Surgery for AG2R-La Mondiale riders
AG2R-La Mondiale's two Tour de France crash victims both need surgery. Jean-Christophe Peraud, who crashed both before and during Wednesday's time trial, has a “displaced fracture of the distal end of the right clavicle.” His operation will be Monday in Lyon, the French team has confirmed.
Teammate Maxime Bouet did not take to the start of the sixth stage. The team said that he has “a non-displaced lower end left radius articular fracture.” A recent examination 10 days after his crash “showed the need for prompt surgical intervention.” He is expected to be out of racing for a month and a half.
Bauer, Sieberg injury update
Jack Bauer of Garmin-Sharp crashed face-first into a barbed-wire fence during Friday's 19th stage, and had to abandon the race. The team announced the extent of his injuries.
“Jack has 8 stitches across his upper lip, 2 on his forehead and one on his chin. He has multiple abrasions to his face and lips,” said team doctor Kevin Sprouse on the team's website.

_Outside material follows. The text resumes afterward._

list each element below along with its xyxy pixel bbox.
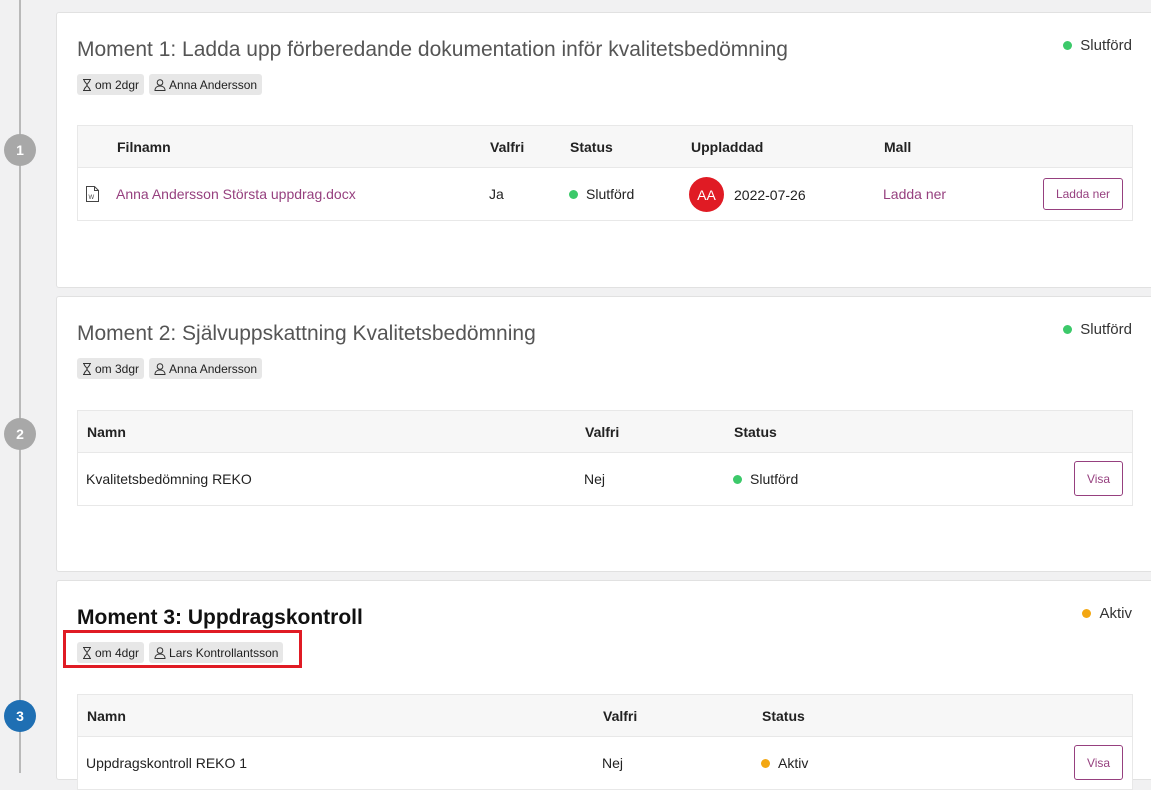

“At the moment there are no known fractures but with injuries like this when swelling reduces, small fractures may be detected later. Considering the way it happened, his injuries could have been a lot worse so we’re all very thankful that they weren’t”.
Another victim of the race was Lotto Belisol's Marcel Sieberg, who crashed hard on the descent of the Col de la Madeleine. X-rays confirmed a non-displace fracture of the collarbone. The big German will fly to Belgium today for surgery, and is expected to be able to start training in a week.